Padahal sebelum tren kerugian mendera kinerja bisnis Waskita di akhir tahun 2020, nilai saham Pemerintah pernah mencapai senilai Rp32,88 triliun (2/01/2020). Artinya, nilai saham pemerintah yang terbakar oleh kinerja buruk BUMN ini mencapai sekitar Rp28,49 triliun.
Tak hanya pemerintah, para investor ritel dan minoritas Waskita juga harus menanggung kerugian besar akibat buruknya kinerja perusahaan. Selain harga saham yang terus melemah, dengan akumulasi kerugian yang sangat besar, investor sulit berharap mendapatkan dividen. Mungkin akumulasi rugi Rp10,3 triliun di kuartal I - 2023 masih akan terus membesar.
Pemerintah sendiri juga makin pesimistis dengan nasib Waskita Karya. Direktur Jenderal Kekayaan Negara Kementerian Keuangan Rionald Silaban saat rapat kerja dengan Komisi XI DPR RI di Gedung Parlemen, Jakarta, (28/3/2023) tegas menyatakan akan menunda pencairan Penyertaan Modal Negara (PMN) senilai Rp3 triliun tahun ini.

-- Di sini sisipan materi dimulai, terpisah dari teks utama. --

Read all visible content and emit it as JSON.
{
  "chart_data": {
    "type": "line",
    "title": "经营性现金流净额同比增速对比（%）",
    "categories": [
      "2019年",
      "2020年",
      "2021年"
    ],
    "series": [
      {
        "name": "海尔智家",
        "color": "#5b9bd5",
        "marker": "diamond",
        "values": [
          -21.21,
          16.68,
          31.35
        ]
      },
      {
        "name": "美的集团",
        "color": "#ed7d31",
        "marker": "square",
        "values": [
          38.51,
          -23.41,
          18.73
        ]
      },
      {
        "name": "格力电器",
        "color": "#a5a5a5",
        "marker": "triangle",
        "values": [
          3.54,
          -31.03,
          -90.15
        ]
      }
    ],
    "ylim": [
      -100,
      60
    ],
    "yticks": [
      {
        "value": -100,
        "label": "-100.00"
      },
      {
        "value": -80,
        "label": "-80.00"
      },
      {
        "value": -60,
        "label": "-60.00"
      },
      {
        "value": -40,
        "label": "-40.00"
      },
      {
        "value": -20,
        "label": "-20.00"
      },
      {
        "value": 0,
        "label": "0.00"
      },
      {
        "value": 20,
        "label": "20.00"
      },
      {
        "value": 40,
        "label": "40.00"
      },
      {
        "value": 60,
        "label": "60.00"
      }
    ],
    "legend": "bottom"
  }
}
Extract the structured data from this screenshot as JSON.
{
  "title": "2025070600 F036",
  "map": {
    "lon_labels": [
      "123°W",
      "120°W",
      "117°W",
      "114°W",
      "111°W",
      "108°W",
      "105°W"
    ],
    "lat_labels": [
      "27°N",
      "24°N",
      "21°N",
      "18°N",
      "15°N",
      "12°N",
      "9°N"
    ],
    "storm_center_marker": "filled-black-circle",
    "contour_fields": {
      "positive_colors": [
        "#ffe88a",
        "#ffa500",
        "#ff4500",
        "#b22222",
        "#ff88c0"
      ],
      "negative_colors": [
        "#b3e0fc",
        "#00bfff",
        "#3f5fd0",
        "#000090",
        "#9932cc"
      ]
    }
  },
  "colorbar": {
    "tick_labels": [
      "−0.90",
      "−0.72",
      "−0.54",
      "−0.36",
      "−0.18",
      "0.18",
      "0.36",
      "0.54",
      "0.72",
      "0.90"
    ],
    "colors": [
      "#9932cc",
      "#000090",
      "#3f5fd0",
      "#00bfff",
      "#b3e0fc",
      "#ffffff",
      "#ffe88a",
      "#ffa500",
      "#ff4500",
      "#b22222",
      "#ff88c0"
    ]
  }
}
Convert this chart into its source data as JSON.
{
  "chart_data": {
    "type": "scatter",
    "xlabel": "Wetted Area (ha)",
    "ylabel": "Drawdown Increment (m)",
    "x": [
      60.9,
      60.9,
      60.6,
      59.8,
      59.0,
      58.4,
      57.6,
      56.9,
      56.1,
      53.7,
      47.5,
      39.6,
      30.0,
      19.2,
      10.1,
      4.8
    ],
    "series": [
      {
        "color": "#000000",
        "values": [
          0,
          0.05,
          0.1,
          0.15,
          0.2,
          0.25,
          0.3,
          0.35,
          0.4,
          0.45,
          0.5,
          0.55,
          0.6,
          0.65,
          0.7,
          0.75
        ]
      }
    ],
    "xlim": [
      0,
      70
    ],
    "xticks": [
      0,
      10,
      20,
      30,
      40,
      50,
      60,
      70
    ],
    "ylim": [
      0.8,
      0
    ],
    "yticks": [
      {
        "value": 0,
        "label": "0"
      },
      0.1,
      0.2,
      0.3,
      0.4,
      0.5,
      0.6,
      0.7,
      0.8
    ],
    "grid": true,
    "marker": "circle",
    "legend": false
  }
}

Penundaan itu dilakukan di tengah potensi default perseroan dan penjualannya (kontrak baru) tak sesuai target.
"Kita sampaikan ke komite privatisasi, menurut hemat kami lebih baik yang Rp3 triliun itu kita hold. Dalam perjalanannya sales Waskita tidak sebaik yang diperkirakan. Kalau tidak salah Rp28 triliun atau Rp26 triliun, tapi ternyata yang tercapai hanya Rp16 triliun," kata Rionald.